In meinem Kopf rattert es und ich versuche mich daran zu erinnern, was ich um diese Uhrzeit getan habe.

 

"Da war ich tatsächlich noch im Büro. Wir sind erst gegen 18:00 Uhr losgegangen. Verdammt." Ich sehe meine Fälle davon schwimmen. Es ist nur noch eine Frage der Zeit, bis auch Ben das Vertrauen in mich verliert.

 

"Kannst du dich erinnern, ob irgendetwas merkwürdig war? Hast du den Rechner neu gestartet, auf E-Mails geantwortet im Internet gesurft?"
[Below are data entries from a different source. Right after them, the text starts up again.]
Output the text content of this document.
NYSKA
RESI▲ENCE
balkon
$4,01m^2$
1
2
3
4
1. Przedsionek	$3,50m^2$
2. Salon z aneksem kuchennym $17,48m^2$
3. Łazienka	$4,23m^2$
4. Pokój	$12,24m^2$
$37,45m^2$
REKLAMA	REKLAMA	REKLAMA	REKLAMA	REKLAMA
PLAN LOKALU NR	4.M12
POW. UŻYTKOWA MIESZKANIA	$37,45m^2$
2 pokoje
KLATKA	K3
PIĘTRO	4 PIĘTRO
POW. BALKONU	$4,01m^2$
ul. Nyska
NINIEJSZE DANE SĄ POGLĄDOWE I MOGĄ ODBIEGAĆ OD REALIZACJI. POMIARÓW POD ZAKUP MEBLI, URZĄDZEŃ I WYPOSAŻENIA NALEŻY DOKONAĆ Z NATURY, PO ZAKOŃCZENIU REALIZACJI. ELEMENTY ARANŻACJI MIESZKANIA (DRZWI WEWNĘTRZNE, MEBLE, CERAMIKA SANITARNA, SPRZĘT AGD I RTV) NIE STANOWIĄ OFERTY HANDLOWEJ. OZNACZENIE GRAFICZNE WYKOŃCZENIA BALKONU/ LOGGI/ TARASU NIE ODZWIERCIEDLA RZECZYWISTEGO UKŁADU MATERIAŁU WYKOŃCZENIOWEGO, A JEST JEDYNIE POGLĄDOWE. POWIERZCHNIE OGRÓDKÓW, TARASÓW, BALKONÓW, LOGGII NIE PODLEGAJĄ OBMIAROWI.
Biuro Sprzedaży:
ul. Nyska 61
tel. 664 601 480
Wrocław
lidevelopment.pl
"Ich habe von Marc eine E-Mail bekommen. Er sagte etwas von Updates oder so deswegen musste ich ihm den Fernzugriff auf meinen Rechner gestatten. Dauerte vielleicht eine halbe Stunde. Als ich wieder an meinen Platz kam war der Rechner aus und ich habe ihn neu gestartet. Ich glaube, es sah alles aus wie immer."

 

Ben sieht nachdenklich zur Seite und scheint den Freitag Revue passieren zu lassen. Seine Augen wandern im Garten umher aber seine Mimik verrät eindeutig, wie angespannt er ist.

 

"Ich bin zwar kein Experte aber ich habe mich letzte Woche mit Marc zum Lunch getroffen und von anstehenden Updates sagte er nichts. Er hatte Wartungsarbeiten und Termine mit verschiedenen Internetanbietern, daran erinnere ich mich noch. Zumal Updates für gewöhnlich alle betreffen."

 

"Meinst du ich wurde gehackt?" Mein Verstand sucht nach logischen Erklärungen und hier bietet sich eine.
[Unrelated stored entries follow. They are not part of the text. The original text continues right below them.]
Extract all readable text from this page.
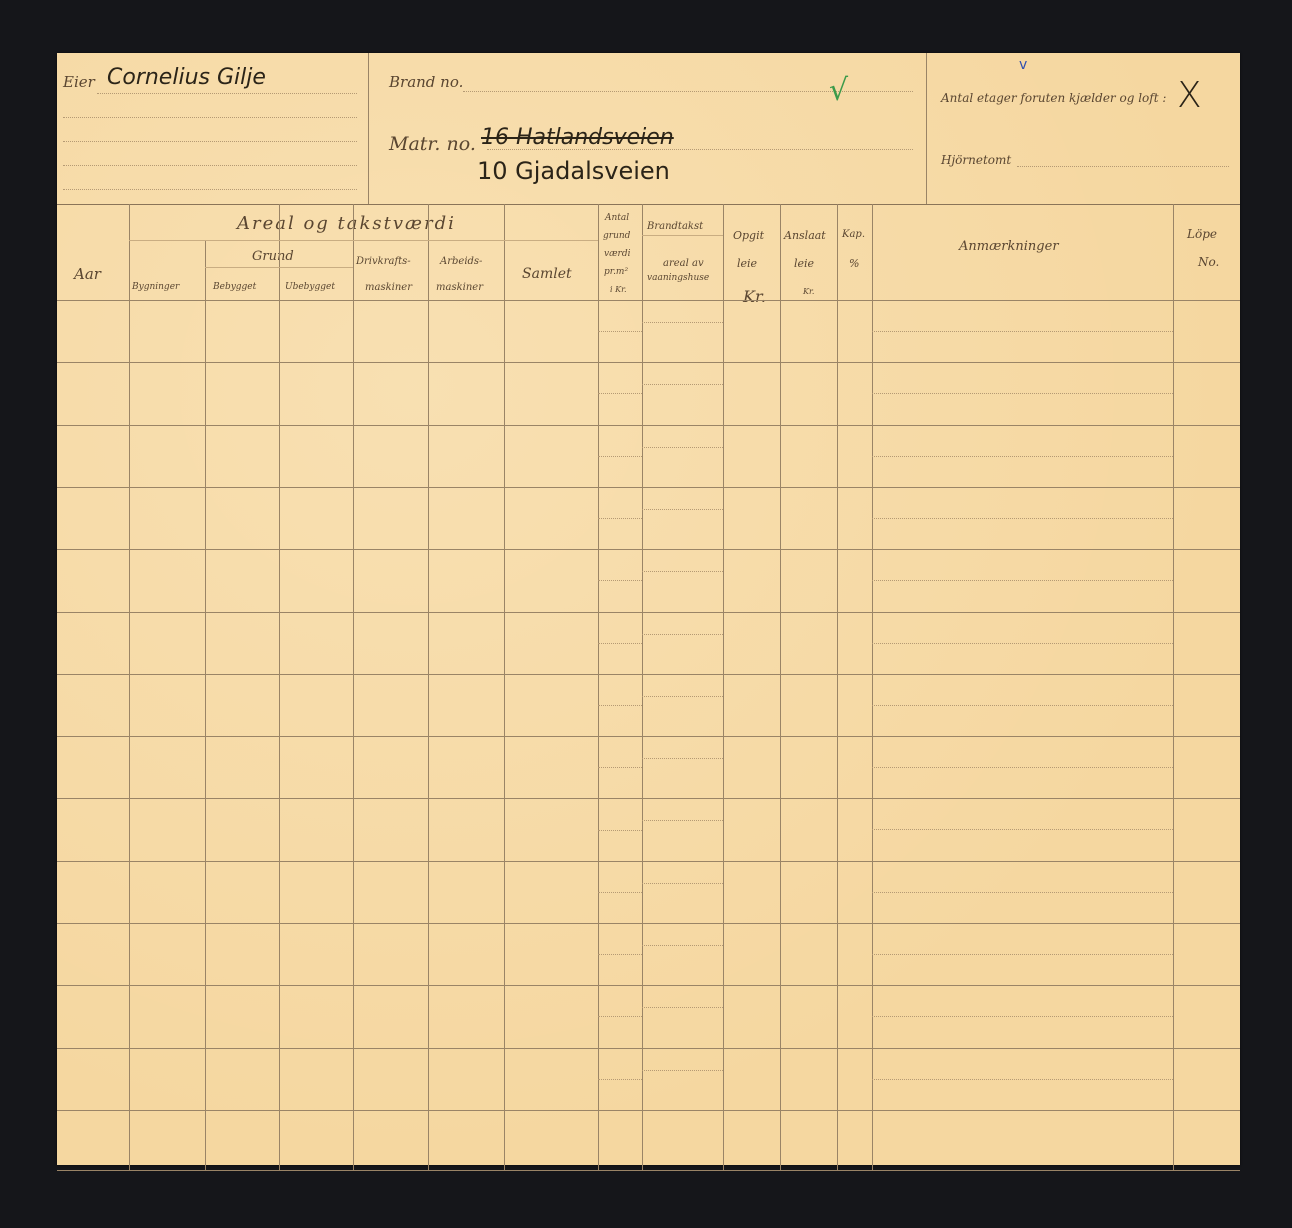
Eier Cornelius Gilje	Brand no.	√
Matr. no. 16 Hatlandsveien
10 Gjadalsveien
v
Antal etager foruten kjælder og loft : X
Hjörnetomt
Aar
Areal og takstværdi
Bygninger
Grund
Bebygget	Ubebygget
Drivkrafts-
maskiner
Arbeids-
maskiner
Samlet
Antal
grund
værdi
pr.m²
i Kr.
Brandtakst
areal av
vaaningshuse
Opgit
leie
Kr.
Anslaat
leie
Kr.
Kap.
%
Anmærkninger
Löpe
No.
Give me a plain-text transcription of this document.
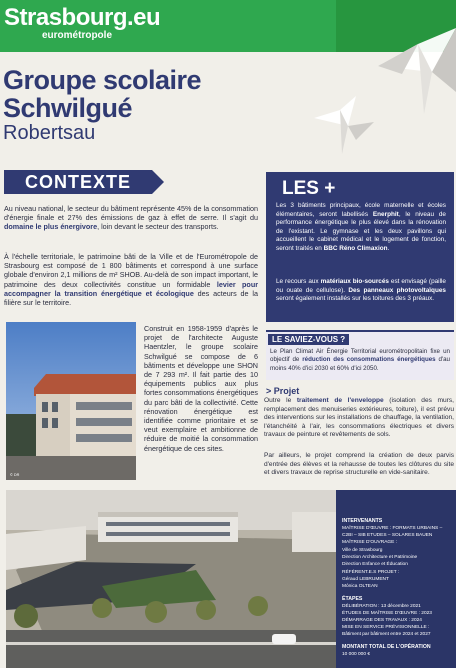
Strasbourg.eu
eurométropole
Groupe scolaire
Schwilgué
Robertsau
CONTEXTE
Au niveau national, le secteur du bâtiment représente 45% de la consommation d'énergie finale et 27% des émissions de gaz à effet de serre. Il s'agit du domaine le plus énergivore, loin devant le secteur des transports.
À l'échelle territoriale, le patrimoine bâti de la Ville et de l'Eurométropole de Strasbourg est composé de 1 800 bâtiments et correspond à une surface globale d'environ 2,1 millions de m² SHOB. Au-delà de son impact important, le patrimoine des deux collectivités constitue un formidable levier pour accompagner la transition énergétique et écologique des acteurs de la filière sur le territoire.
© DR
Construit en 1958-1959 d'après le projet de l'architecte Auguste Haentzler, le groupe scolaire Schwilgué se compose de 6 bâtiments et développe une SHON de 7 293 m². Il fait partie des 10 équipements publics aux plus fortes consommations énergétiques du parc bâti de la collectivité. Cette rénovation énergétique est identifiée comme prioritaire et se veut exemplaire et ambitionne de réduire de moitié la consommation énergétique de ces sites.
LES +

Les 3 bâtiments principaux, école maternelle et écoles élémentaires, seront labellisés Enerphit, le niveau de performance énergétique le plus élevé dans la rénovation de l'existant. Le gymnase et les deux pavillons qui accueillent le cabinet médical et le logement de fonction, seront traités en BBC Réno Climaxion.

Le recours aux matériaux bio-sourcés est envisagé (paille ou ouate de cellulose). Des panneaux photovoltaïques seront également installés sur les toitures des 3 préaux.

LE SAVIEZ-VOUS ?
Le Plan Climat Air Énergie Territorial eurométropolitain fixe un objectif de réduction des consommations énergétiques d'au moins 40% d'ici 2030 et 60% d'ici 2050.
> Projet
Outre le traitement de l'enveloppe (isolation des murs, remplacement des menuiseries extérieures, toiture), il est prévu des interventions sur les installations de chauffage, la ventilation, l'étanchéité à l'air, les consommations électriques et divers travaux de peinture et revêtements de sols.
Par ailleurs, le projet comprend la création de deux parvis d'entrée des élèves et la rehausse de toutes les clôtures du site et divers travaux de reprise structurelle en vide-sanitaire.
INTERVENANTS
MAÎTRISE D'ŒUVRE : FORMATS URBAINS –
C2BI – SIB ETUDES – SOLARES BAUEN
MAÎTRISE D'OUVRAGE :
Ville de Strasbourg
Direction Architecture et Patrimoine
Direction Enfance et Éducation
RÉFÉRENT.E.S PROJET :
Géraud LEBRUMENT
Mónica OLTEAN
ÉTAPES
DÉLIBÉRATION : 13 décembre 2021
ÉTUDES DE MAÎTRISE D'ŒUVRE : 2023
DÉMARRAGE DES TRAVAUX : 2024
MISE EN SERVICE PRÉVISIONNELLE :
Bâtiment par bâtiment entre 2024 et 2027
MONTANT TOTAL DE L'OPÉRATION
10 000 000 €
"Möglich. Es wäre zumindest nicht auszuschließen. Auf diese Weise hätte der Hacker freien Zugang zu deinem Rechner bekommen und hätte unbeobachtet schalten und walten können. Ich befürchte nur, dass er das System bereinigt und keine Spuren hinterlassen haben wird."

 

"Wieder auf Anfang also?" Frage ich entmutigt.

Ben nickt. "Wieder auf Anfang. Aber jetzt gehen wir erst einmal runter zum Strand und bekommen den Kopf frei."